The robustness of image classifiers is essential to their deployment in the real world. The ability to assess this resilience to manipulations or deviations from the training data is thus crucial. These modifications have traditionally consisted of minimal changes that still manage to fool classifiers, and modern approaches are increasingly robust to them. Semantic manipulations that modify elements of an image in meaningful ways have thus gained traction for this purpose. However, they have primarily been limited to style, color, or attribute changes. While expressive, these manipulations do not make use of the full capabilities of a pretrained generative model. In this work, we aim to bridge this gap. We show how a pretrained image generator can be used to semantically manipulate images in a detailed, diverse, and photorealistic way while still preserving the class of the original image. Inspired by recent GAN-based image inversion methods, we propose a method called Adversarial Pivotal Tuning (APT). Given an image, APT first finds a pivot latent space input that reconstructs the image using a pretrained generator. It then adjusts the generator's weights to create small yet semantic manipulations in order to fool a pretrained classifier. APT preserves the full expressive editing capabilities of the generative model. We demonstrate that APT is capable of a wide range of class-preserving semantic image manipulations that fool a variety of pretrained classifiers. Finally, we show that classifiers that are robust to other benchmarks are not robust to APT manipulations and suggest a method to improve them. Code available at: https://captaine.github.io/apt/

Figures (5)

• Figure 1: Generated manipulations.Row 1 shows the original images. Row 2 shows our manipulations (using a distance of 0.2). Row 3 shows the result of lin2020dual, using pixel-space adversarial manipulations applied to StyleGAN-XL's reconstructions. Row 4 shows the result of lin2020dual with latent space manipulates applied using StyleGAN-XL. Row 5 applies our method using a diffusion-based generative model instead of StyleGAN-XL. Row 6 shows adversarially generated samples by song2018constructing using StyleGAN-XL which are non-realistic and not class-preserving. Our method manipulates images in a non-trivial but class-preserving manner, using the full capacity of the pretrained StyleGAN-XL generator. For example, it removes the eye of the mantis (second column), changes the type of race car (third column), changes the color of the crab tail (fifth column), removes the text on an airship (seventh column), and removes some of the ropes (eighth column). All of these are class-preserving examples that fool a pretrained PRIME-ResNet50 PRIME2021 classifier. In contrast, lin2020dual either generates noisy and less realistic images (row 3) or images which differ significantly semantically and which do not preserve the input class (row 4).
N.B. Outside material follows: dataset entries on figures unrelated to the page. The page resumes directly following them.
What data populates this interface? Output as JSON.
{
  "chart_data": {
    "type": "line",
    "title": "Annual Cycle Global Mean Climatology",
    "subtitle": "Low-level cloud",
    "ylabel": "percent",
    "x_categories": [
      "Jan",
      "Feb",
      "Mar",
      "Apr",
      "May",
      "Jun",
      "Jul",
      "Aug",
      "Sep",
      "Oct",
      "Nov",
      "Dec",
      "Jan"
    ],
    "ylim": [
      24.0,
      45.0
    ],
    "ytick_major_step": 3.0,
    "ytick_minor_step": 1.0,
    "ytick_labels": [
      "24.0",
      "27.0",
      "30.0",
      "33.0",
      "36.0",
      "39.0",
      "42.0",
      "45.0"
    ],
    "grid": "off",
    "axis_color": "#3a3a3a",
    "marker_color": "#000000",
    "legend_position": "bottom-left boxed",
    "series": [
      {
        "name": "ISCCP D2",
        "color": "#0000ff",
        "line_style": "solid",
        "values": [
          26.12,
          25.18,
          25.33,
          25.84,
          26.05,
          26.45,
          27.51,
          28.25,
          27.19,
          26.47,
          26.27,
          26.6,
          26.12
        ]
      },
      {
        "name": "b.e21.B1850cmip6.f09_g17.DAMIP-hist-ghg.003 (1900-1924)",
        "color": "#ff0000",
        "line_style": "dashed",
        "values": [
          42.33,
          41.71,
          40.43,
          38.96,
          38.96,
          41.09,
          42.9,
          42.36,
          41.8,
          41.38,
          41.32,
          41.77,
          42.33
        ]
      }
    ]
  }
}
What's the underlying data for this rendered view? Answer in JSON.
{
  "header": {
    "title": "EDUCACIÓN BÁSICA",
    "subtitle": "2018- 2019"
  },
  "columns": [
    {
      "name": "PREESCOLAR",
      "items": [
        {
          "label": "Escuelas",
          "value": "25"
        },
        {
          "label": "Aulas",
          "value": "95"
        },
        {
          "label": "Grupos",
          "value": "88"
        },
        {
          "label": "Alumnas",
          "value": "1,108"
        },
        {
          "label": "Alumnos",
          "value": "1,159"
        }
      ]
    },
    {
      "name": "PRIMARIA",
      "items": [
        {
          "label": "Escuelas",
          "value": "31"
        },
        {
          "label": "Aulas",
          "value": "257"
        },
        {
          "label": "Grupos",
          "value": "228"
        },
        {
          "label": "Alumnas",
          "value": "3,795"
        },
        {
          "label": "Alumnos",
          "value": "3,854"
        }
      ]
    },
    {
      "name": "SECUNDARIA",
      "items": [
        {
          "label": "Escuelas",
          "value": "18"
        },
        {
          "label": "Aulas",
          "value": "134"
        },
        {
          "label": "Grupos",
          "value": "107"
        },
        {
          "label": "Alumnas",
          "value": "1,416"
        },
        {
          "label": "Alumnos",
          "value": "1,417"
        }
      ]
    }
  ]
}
• Figure 2: The Adversarial Pivotal Tuning (APT) framework. In the first step, we optimize a style code $w_p$ using standard latent optimization $\mathcal{L}_o$ from \ref{['eq:inversion']}, while keeping the generator $G$ frozen. The loss is computed between the ground-truth image $x_{gtr}$ and the generated image $x_{gen}$. In the second step, we freeze $w_p$ and finetune $G$ (shown in red) using the three objectives from \ref{['eq:loss']}; a reconstruction objective $\mathcal{L}_{rec}$, the projected GAN objective using the discriminator $D$, $\mathcal{L}_{PG}$, and our fooling objective $\mathcal{L}_{CE}$ using the classifier $C$. A $*$ is used to indicate a frozen component.
• Figure 3: Generated manipulations. Top row shows input images. The middle row shows APT manipulations for a ResNet-50 classifier, and the bottom row shows APT manipulations from a FAN-VIT classifier. The leftmost image of a dog and the subsequent images including the image of a butterfly and column 7 (Fluffy dog) show similar manipulations for both classifiers, column 5-6 shows texture and spatial manipulations, the last column showcase a fooling image without a clear APT manipulation.
• Figure 5: Illustration of APT's attack as well as the combination of APT with noise-based attacks (PDF+SSAH).
• Figure 6: APT generation for various distance $d$ cutoff values. The leftmost image shows the input image. We increase the maximum distance $d$ to $0.2$, $0.3$ and $0.4$ respectively, for a PRIME-ResNet50 classifier.